St Brigid
Traditionally, Irish people regard today, 1 February, the feast of Saint Brigid of Kildare as the first day of Spring. There is a snap of bitter cold weather across the country, with snow in some places and low temperatures that have occasionally dropped below zero at night time in the past week or two.
But weather like this also has its beauties and its benefits. Some nights over the past week, the sky has been clear with few clouds, a beautiful full moon on Thursday lingered for a night or two, and I noticed at the weekend how the first daffodils pushed through in the Rectory gardens in Askeaton.

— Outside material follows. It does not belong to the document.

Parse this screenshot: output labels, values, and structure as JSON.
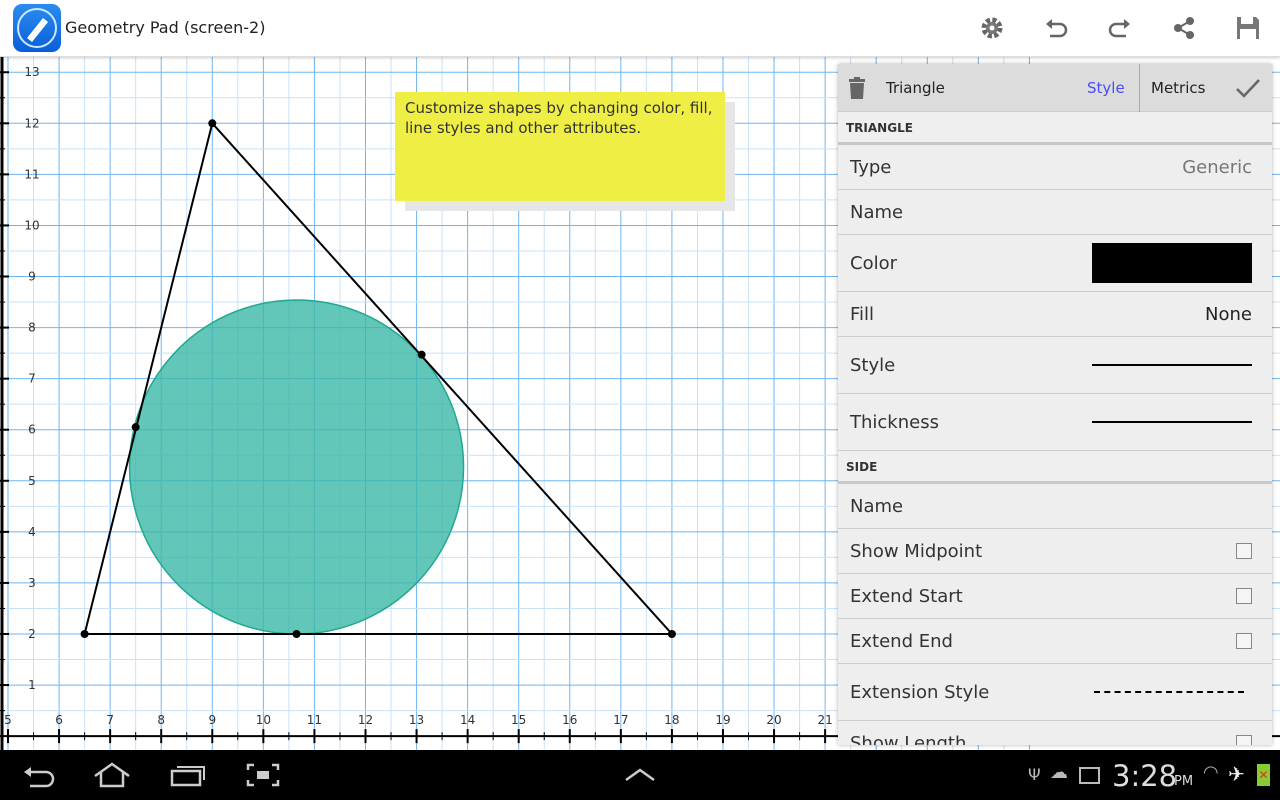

Over the past four years, I have rediscovered the joys of living in an area where low light pollution opens up a night sky full of stars, and I am reminded of the saying that Irish people start using at this time of the year: ‘There’s a grand stretch in the evening.’
Saint Brigid is a much-neglected saint in the Church of Ireland, although she is one of the three patrons of Ireland, alongside Saint Patrick and Saint Columba, and she gives her name to Saint Brigid’s Cathedral, Kildare.

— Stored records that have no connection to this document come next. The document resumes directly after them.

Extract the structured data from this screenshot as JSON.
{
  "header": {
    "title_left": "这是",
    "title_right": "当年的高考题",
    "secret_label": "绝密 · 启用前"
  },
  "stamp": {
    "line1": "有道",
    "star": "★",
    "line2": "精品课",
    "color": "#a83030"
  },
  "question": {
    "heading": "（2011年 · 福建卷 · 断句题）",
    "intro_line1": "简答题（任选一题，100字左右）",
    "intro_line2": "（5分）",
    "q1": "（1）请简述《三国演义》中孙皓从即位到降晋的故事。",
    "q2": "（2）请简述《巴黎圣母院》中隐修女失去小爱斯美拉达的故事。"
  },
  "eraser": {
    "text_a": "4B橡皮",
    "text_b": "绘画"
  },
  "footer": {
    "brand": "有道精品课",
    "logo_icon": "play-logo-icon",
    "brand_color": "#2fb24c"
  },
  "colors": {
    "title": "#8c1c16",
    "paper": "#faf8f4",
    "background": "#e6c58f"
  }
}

If that neglect of Saint Brigid in the Church of Ireland is a response to some of the ‘new age’ myths and fantasies that have been created around her life and story, then the Post-Communion prayer for today invites us ‘to lay aside all foolishness and to live and walk in the way of insight.’

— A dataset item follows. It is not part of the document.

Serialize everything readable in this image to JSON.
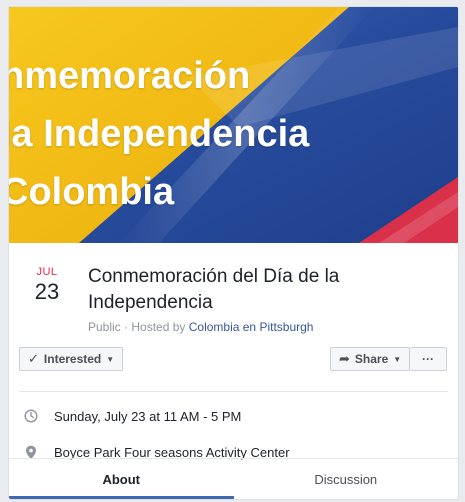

In recent days, I have been working on a review for the Irish Theological Quarterly of a new book on the history of the parish records of Saint Bride’s Parish in Dublin. Last year, two of us marked Saint Brigid’s Day by seeking out and walking to Saint Brigid’s Well in a remote dale reached by muddy paths and trails across hilly fields near Kilcornan and Stonehall, east of Askeaton.